In compiling its counts, Virginia Tech eliminates everyone working on ETDs at the institution, including the Graduate School. They try to eliminate repetitive activity from robots and other sources of that type as well. Virginia Tech is also working on the compilation of an international count of ETDs produced in universities.

Institutions must decide whether they will report their ETD collections and usage separately, in conjunction with other campus web site usage, or in conjunction with other electronic resources managed by the library. Now, when practices and standards for gathering these statistics are evolving, institutions may need to collect the information and report it in conjunction with more than one type of related collection. In any case, institutions should keep abreast of national and international initiatives that are seeking to define and standardize statistical reporting of the number and use of electronic information resources.

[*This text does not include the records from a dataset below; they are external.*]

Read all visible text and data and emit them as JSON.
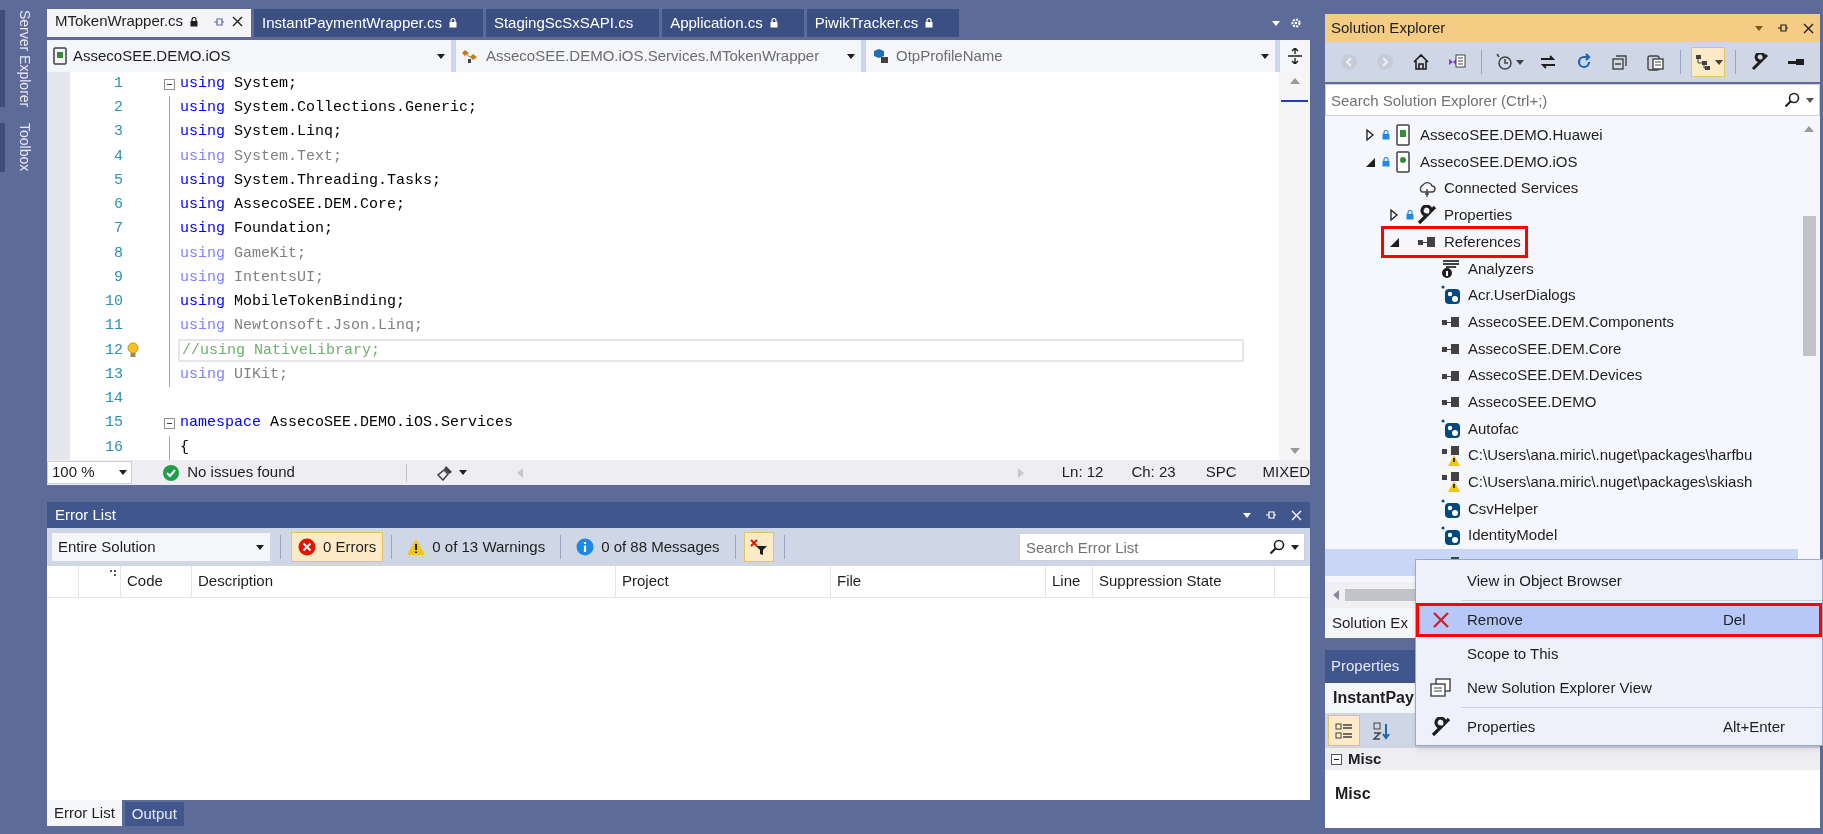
{
  "side_tabs": [
    {
      "label": "Server Explorer"
    },
    {
      "label": "Toolbox"
    }
  ],
  "editor": {
    "tabs": [
      {
        "label": "MTokenWrapper.cs",
        "locked": true,
        "selected": true
      },
      {
        "label": "InstantPaymentWrapper.cs",
        "locked": true,
        "selected": false
      },
      {
        "label": "StagingScSxSAPI.cs",
        "locked": false,
        "selected": false
      },
      {
        "label": "Application.cs",
        "locked": true,
        "selected": false
      },
      {
        "label": "PiwikTracker.cs",
        "locked": true,
        "selected": false
      }
    ],
    "nav": {
      "project": "AssecoSEE.DEMO.iOS",
      "type": "AssecoSEE.DEMO.iOS.Services.MTokenWrapper",
      "member": "OtpProfileName"
    },
    "lines": [
      {
        "number": "1",
        "fold": true,
        "current": false,
        "lightbulb": false,
        "tokens": [
          {
            "kind": "keyword",
            "text": "using"
          },
          {
            "kind": "plain",
            "text": " System;"
          }
        ]
      },
      {
        "number": "2",
        "fold": false,
        "current": false,
        "lightbulb": false,
        "tokens": [
          {
            "kind": "keyword",
            "text": "using"
          },
          {
            "kind": "plain",
            "text": " System.Collections.Generic;"
          }
        ]
      },
      {
        "number": "3",
        "fold": false,
        "current": false,
        "lightbulb": false,
        "tokens": [
          {
            "kind": "keyword",
            "text": "using"
          },
          {
            "kind": "plain",
            "text": " System.Linq;"
          }
        ]
      },
      {
        "number": "4",
        "fold": false,
        "current": false,
        "lightbulb": false,
        "tokens": [
          {
            "kind": "keyword_faded",
            "text": "using"
          },
          {
            "kind": "plain_faded",
            "text": " System.Text;"
          }
        ]
      },
      {
        "number": "5",
        "fold": false,
        "current": false,
        "lightbulb": false,
        "tokens": [
          {
            "kind": "keyword",
            "text": "using"
          },
          {
            "kind": "plain",
            "text": " System.Threading.Tasks;"
          }
        ]
      },
      {
        "number": "6",
        "fold": false,
        "current": false,
        "lightbulb": false,
        "tokens": [
          {
            "kind": "keyword",
            "text": "using"
          },
          {
            "kind": "plain",
            "text": " AssecoSEE.DEM.Core;"
          }
        ]
      },
      {
        "number": "7",
        "fold": false,
        "current": false,
        "lightbulb": false,
        "tokens": [
          {
            "kind": "keyword",
            "text": "using"
          },
          {
            "kind": "plain",
            "text": " Foundation;"
          }
        ]
      },
      {
        "number": "8",
        "fold": false,
        "current": false,
        "lightbulb": false,
        "tokens": [
          {
            "kind": "keyword_faded",
            "text": "using"
          },
          {
            "kind": "plain_faded",
            "text": " GameKit;"
          }
        ]
      },
      {
        "number": "9",
        "fold": false,
        "current": false,
        "lightbulb": false,
        "tokens": [
          {
            "kind": "keyword_faded",
            "text": "using"
          },
          {
            "kind": "plain_faded",
            "text": " IntentsUI;"
          }
        ]
      },
      {
        "number": "10",
        "fold": false,
        "current": false,
        "lightbulb": false,
        "tokens": [
          {
            "kind": "keyword",
            "text": "using"
          },
          {
            "kind": "plain",
            "text": " MobileTokenBinding;"
          }
        ]
      },
      {
        "number": "11",
        "fold": false,
        "current": false,
        "lightbulb": false,
        "tokens": [
          {
            "kind": "keyword_faded",
            "text": "using"
          },
          {
            "kind": "plain_faded",
            "text": " Newtonsoft.Json.Linq;"
          }
        ]
      },
      {
        "number": "12",
        "fold": false,
        "current": true,
        "lightbulb": true,
        "tokens": [
          {
            "kind": "comment",
            "text": "//using NativeLibrary;"
          }
        ]
      },
      {
        "number": "13",
        "fold": false,
        "current": false,
        "lightbulb": false,
        "tokens": [
          {
            "kind": "keyword_faded",
            "text": "using"
          },
          {
            "kind": "plain_faded",
            "text": " UIKit;"
          }
        ]
      },
      {
        "number": "14",
        "fold": false,
        "current": false,
        "lightbulb": false
      },
      {
        "number": "15",
        "fold": true,
        "current": false,
        "lightbulb": false,
        "tokens": [
          {
            "kind": "keyword",
            "text": "namespace"
          },
          {
            "kind": "plain",
            "text": " AssecoSEE.DEMO.iOS.Services"
          }
        ]
      },
      {
        "number": "16",
        "fold": false,
        "current": false,
        "lightbulb": false,
        "tokens": [
          {
            "kind": "plain",
            "text": "{"
          }
        ]
      }
    ],
    "status": {
      "zoom": "100 %",
      "issues": "No issues found",
      "line": "Ln: 12",
      "column": "Ch: 23",
      "whitespace": "SPC",
      "line_endings": "MIXED"
    }
  },
  "error_list": {
    "title": "Error List",
    "scope": "Entire Solution",
    "filters": [
      {
        "kind": "error",
        "label": "0 Errors",
        "selected": true
      },
      {
        "kind": "warning",
        "label": "0 of 13 Warnings",
        "selected": false
      },
      {
        "kind": "info",
        "label": "0 of 88 Messages",
        "selected": false
      }
    ],
    "build_filter": {
      "selected": true
    },
    "search": {
      "placeholder": "Search Error List"
    },
    "columns": [
      "Code",
      "Description",
      "Project",
      "File",
      "Line",
      "Suppression State"
    ]
  },
  "bottom_tabs": [
    {
      "label": "Error List",
      "selected": true
    },
    {
      "label": "Output",
      "selected": false
    }
  ],
  "solution_explorer": {
    "title": "Solution Explorer",
    "toolbar": [
      [
        {
          "kind": "back",
          "disabled": true,
          "selected": false
        },
        {
          "kind": "forward",
          "disabled": true,
          "selected": false
        },
        {
          "kind": "home",
          "disabled": false,
          "selected": false
        },
        {
          "kind": "switch_views",
          "disabled": false,
          "selected": false
        }
      ],
      [
        {
          "kind": "pending_changes",
          "disabled": false,
          "selected": false
        },
        {
          "kind": "sync",
          "disabled": false,
          "selected": false
        },
        {
          "kind": "refresh",
          "disabled": false,
          "selected": false
        },
        {
          "kind": "collapse",
          "disabled": false,
          "selected": false
        },
        {
          "kind": "copy",
          "disabled": false,
          "selected": false
        }
      ],
      [
        {
          "kind": "show_all",
          "disabled": false,
          "selected": true
        }
      ],
      [
        {
          "kind": "properties",
          "disabled": false,
          "selected": false
        },
        {
          "kind": "preview",
          "disabled": false,
          "selected": false
        }
      ]
    ],
    "search": {
      "placeholder": "Search Solution Explorer (Ctrl+;)"
    },
    "tree": [
      {
        "label": "AssecoSEE.DEMO.Huawei",
        "kind": "android_project",
        "locked": true,
        "expanded": false,
        "selected": false,
        "marked": false
      },
      {
        "label": "AssecoSEE.DEMO.iOS",
        "kind": "ios_project",
        "locked": true,
        "expanded": true,
        "selected": false,
        "marked": false,
        "children": [
          {
            "label": "Connected Services",
            "kind": "cloud",
            "locked": false,
            "selected": false,
            "marked": false
          },
          {
            "label": "Properties",
            "kind": "wrench",
            "locked": true,
            "expanded": false,
            "selected": false,
            "marked": false
          },
          {
            "label": "References",
            "kind": "reference",
            "locked": false,
            "expanded": true,
            "selected": false,
            "marked": true,
            "children": [
              {
                "label": "Analyzers",
                "kind": "analyzer",
                "locked": false,
                "selected": false,
                "marked": false
              },
              {
                "label": "Acr.UserDialogs",
                "kind": "package",
                "locked": false,
                "selected": false,
                "marked": false
              },
              {
                "label": "AssecoSEE.DEM.Components",
                "kind": "reference",
                "locked": false,
                "selected": false,
                "marked": false
              },
              {
                "label": "AssecoSEE.DEM.Core",
                "kind": "reference",
                "locked": false,
                "selected": false,
                "marked": false
              },
              {
                "label": "AssecoSEE.DEM.Devices",
                "kind": "reference",
                "locked": false,
                "selected": false,
                "marked": false
              },
              {
                "label": "AssecoSEE.DEMO",
                "kind": "reference",
                "locked": false,
                "selected": false,
                "marked": false
              },
              {
                "label": "Autofac",
                "kind": "package",
                "locked": false,
                "selected": false,
                "marked": false
              },
              {
                "label": "C:\\Users\\ana.miric\\.nuget\\packages\\harfbu",
                "kind": "reference_warning",
                "locked": false,
                "selected": false,
                "marked": false
              },
              {
                "label": "C:\\Users\\ana.miric\\.nuget\\packages\\skiash",
                "kind": "reference_warning",
                "locked": false,
                "selected": false,
                "marked": false
              },
              {
                "label": "CsvHelper",
                "kind": "package",
                "locked": false,
                "selected": false,
                "marked": false
              },
              {
                "label": "IdentityModel",
                "kind": "package",
                "locked": false,
                "selected": false,
                "marked": false
              },
              {
                "kind": "reference",
                "locked": false,
                "selected": true,
                "marked": false
              }
            ]
          }
        ]
      }
    ],
    "tabs": [
      {
        "label": "Solution Ex"
      }
    ]
  },
  "properties": {
    "title": "Properties",
    "object": "InstantPay",
    "toolbar": [
      {
        "kind": "categorized",
        "selected": true
      },
      {
        "kind": "alphabetical",
        "selected": false
      }
    ],
    "category": "Misc",
    "description": "Misc"
  },
  "context_menu": [
    {
      "label": "View in Object Browser",
      "kind": "plain",
      "selected": false,
      "marked": false
    },
    {
      "label": "Remove",
      "shortcut": "Del",
      "kind": "delete",
      "selected": true,
      "marked": true
    },
    {
      "label": "Scope to This",
      "kind": "plain",
      "selected": false,
      "marked": false
    },
    {
      "label": "New Solution Explorer View",
      "kind": "new_view",
      "selected": false,
      "marked": false
    },
    {
      "label": "Properties",
      "shortcut": "Alt+Enter",
      "kind": "wrench",
      "selected": false,
      "marked": false
    }
  ]
}
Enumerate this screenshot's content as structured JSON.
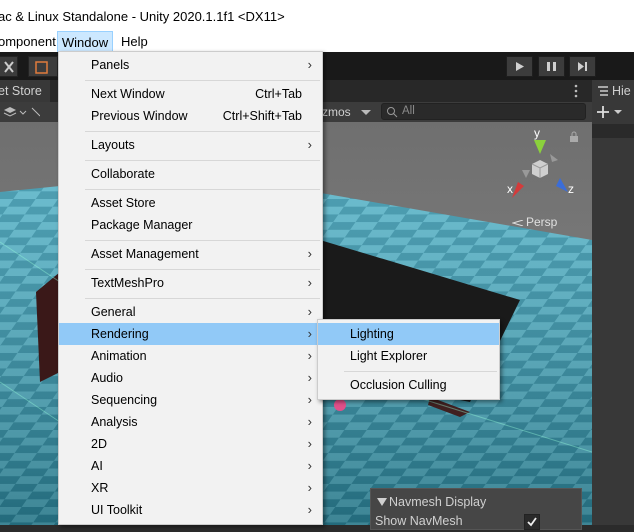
{
  "window": {
    "title": "ac & Linux Standalone - Unity 2020.1.1f1 <DX11>"
  },
  "menubar": {
    "items": [
      "omponent",
      "Window",
      "Help"
    ]
  },
  "scene": {
    "tab_label": "et Store",
    "gizmos_label": "zmos",
    "search_placeholder": "All",
    "persp_label": "Persp",
    "axis": {
      "x": "x",
      "y": "y",
      "z": "z"
    }
  },
  "navmesh": {
    "title": "Navmesh Display",
    "show_label": "Show NavMesh"
  },
  "window_menu": {
    "items": [
      {
        "label": "Panels",
        "submenu": true
      },
      {
        "label": "Next Window",
        "shortcut": "Ctrl+Tab"
      },
      {
        "label": "Previous Window",
        "shortcut": "Ctrl+Shift+Tab"
      },
      {
        "label": "Layouts",
        "submenu": true
      },
      {
        "label": "Collaborate"
      },
      {
        "label": "Asset Store"
      },
      {
        "label": "Package Manager"
      },
      {
        "label": "Asset Management",
        "submenu": true
      },
      {
        "label": "TextMeshPro",
        "submenu": true
      },
      {
        "label": "General",
        "submenu": true
      },
      {
        "label": "Rendering",
        "submenu": true,
        "highlighted": true
      },
      {
        "label": "Animation",
        "submenu": true
      },
      {
        "label": "Audio",
        "submenu": true
      },
      {
        "label": "Sequencing",
        "submenu": true
      },
      {
        "label": "Analysis",
        "submenu": true
      },
      {
        "label": "2D",
        "submenu": true
      },
      {
        "label": "AI",
        "submenu": true
      },
      {
        "label": "XR",
        "submenu": true
      },
      {
        "label": "UI Toolkit",
        "submenu": true
      }
    ]
  },
  "rendering_menu": {
    "items": [
      {
        "label": "Lighting",
        "highlighted": true
      },
      {
        "label": "Light Explorer"
      },
      {
        "label": "Occlusion Culling"
      }
    ]
  },
  "hierarchy": {
    "tab_label": "Hie"
  },
  "colors": {
    "menu_highlight": "#91c9f7",
    "menubar_active": "#cce8ff"
  }
}
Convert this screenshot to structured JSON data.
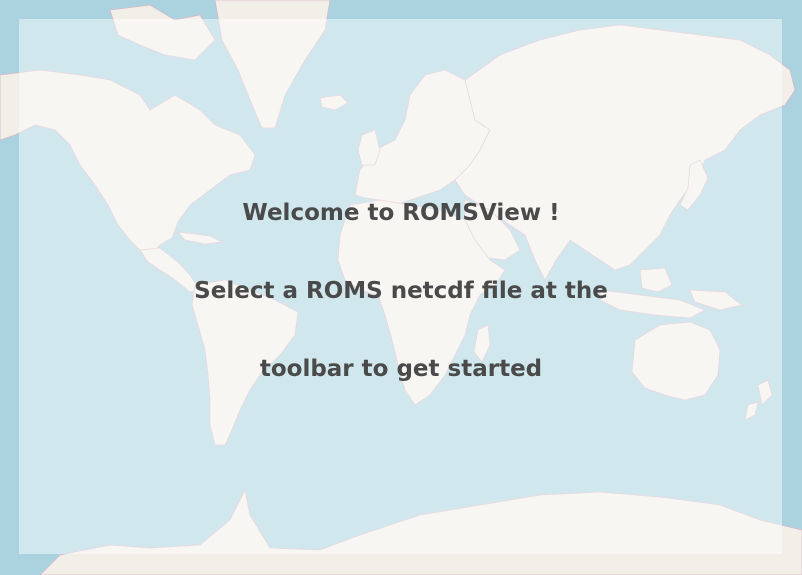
{
  "map": {
    "water_color": "#aad3df",
    "land_color": "#f2efe9",
    "border_color": "#d9b7c6",
    "overlay_color": "rgba(255,255,255,0.45)"
  },
  "welcome": {
    "line1": "Welcome to ROMSView !",
    "line2": "Select a ROMS netcdf file at the",
    "line3": "toolbar to get started",
    "text_color": "#4a4a4a"
  }
}
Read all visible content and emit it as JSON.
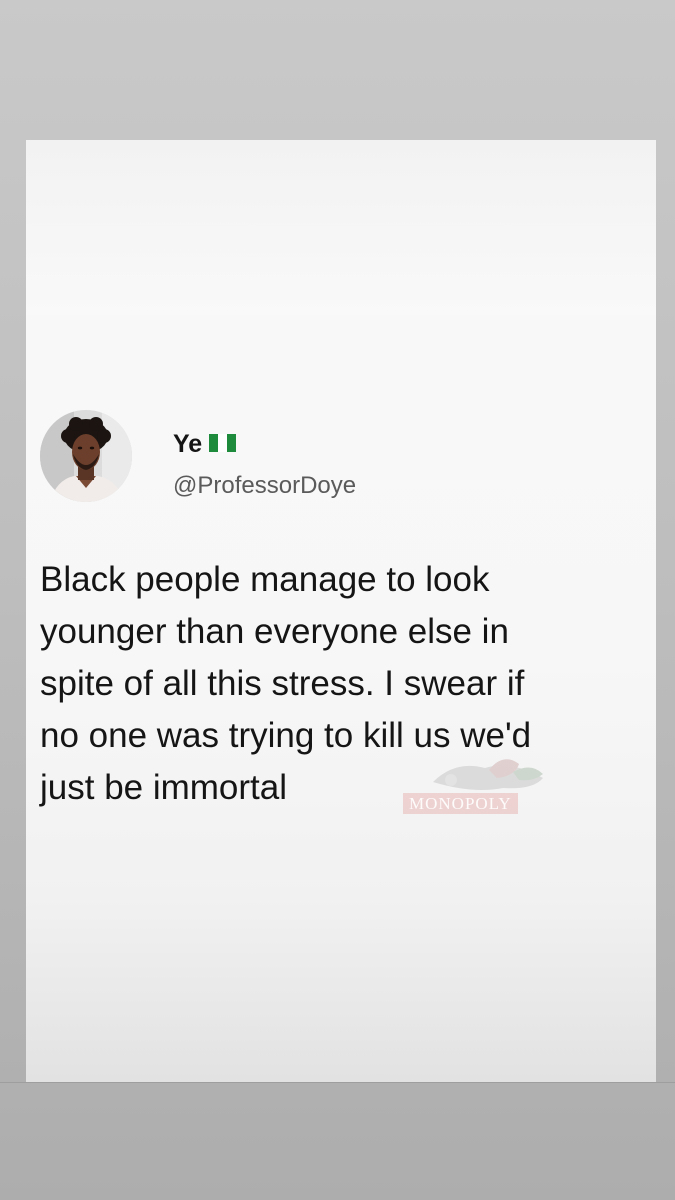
{
  "post": {
    "display_name": "Ye",
    "flag_icon": "nigeria-flag-icon",
    "handle": "@ProfessorDoye",
    "avatar_icon": "profile-photo",
    "text_lines": [
      "Black people manage to look",
      "younger than everyone else in",
      "spite of all this stress. I swear if",
      "no one was trying to kill us we'd",
      "just be immortal"
    ]
  },
  "watermark": {
    "text": "MONOPOLY"
  },
  "colors": {
    "flag_green": "#1e8a3c",
    "flag_white": "#ffffff",
    "text_primary": "#151515",
    "text_secondary": "#5a5a5a",
    "card_background": "#f7f7f7",
    "frame_background": "#b3b3b3"
  }
}
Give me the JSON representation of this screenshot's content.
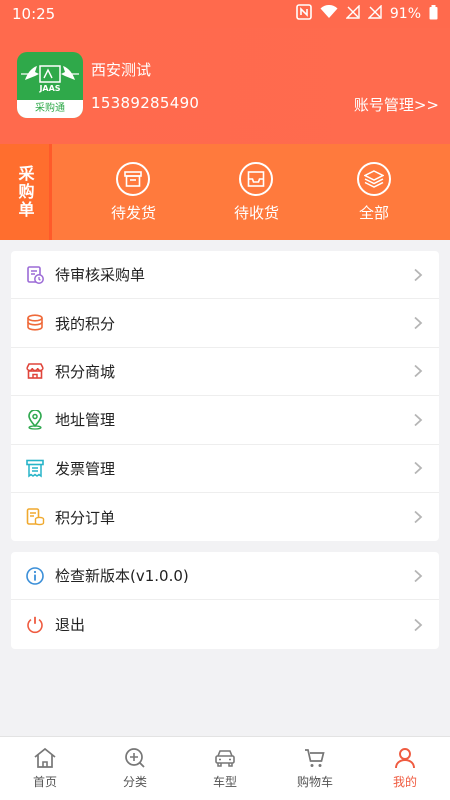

Several projects currently focus on collection of statistics related to information resources:

  • The Association of Research Libraries (ARL) collects statistics from libraries of large research universities in North America and has been working on several initiatives that explore data collection related to digital information. In particular, one of its New Measures initiatives, the E-Metrics Project, is recommending a particular set of measures and defining their collection.
  • The International Coalition of Library Consortia’s (ICOLC) has created Guidelines for Statistical Measures of Usage of Web-Based Indexed, Abstracted, and Full-Text Resources. They encourage vendors of electronic information products to build into their software statistical report generation that will meet the ICOLC Guidelines, promoting comparability of products.
  • In Europe, the EQUINOX Project, funded under the Telematics for Libraries Programme of the European Commission, addresses the need to develop methods for measuring performance in the electronic environment within a framework of quality management. Their products include a consolidated list of data sets and definitions of terms.
  • Library Statistics and Measures, a web site maintained by Joe Ryan of Syracuse University, also provides a useful set of links to resources on library statistics and measures.

Another important type of post-processing is the extraction of statistical information from metadata sets. For administrative purposes, institutions may be interested in the number of ETDs supervised by each professor, the keywords most used , the month(s) in which more ETDs are submitted, etc. Usually, relevant metadata are extracted from the ETD database and processed using specialized tools like Microsoft Excel. The access to the database can be done using either ODBC drivers or specialized middleware utilities.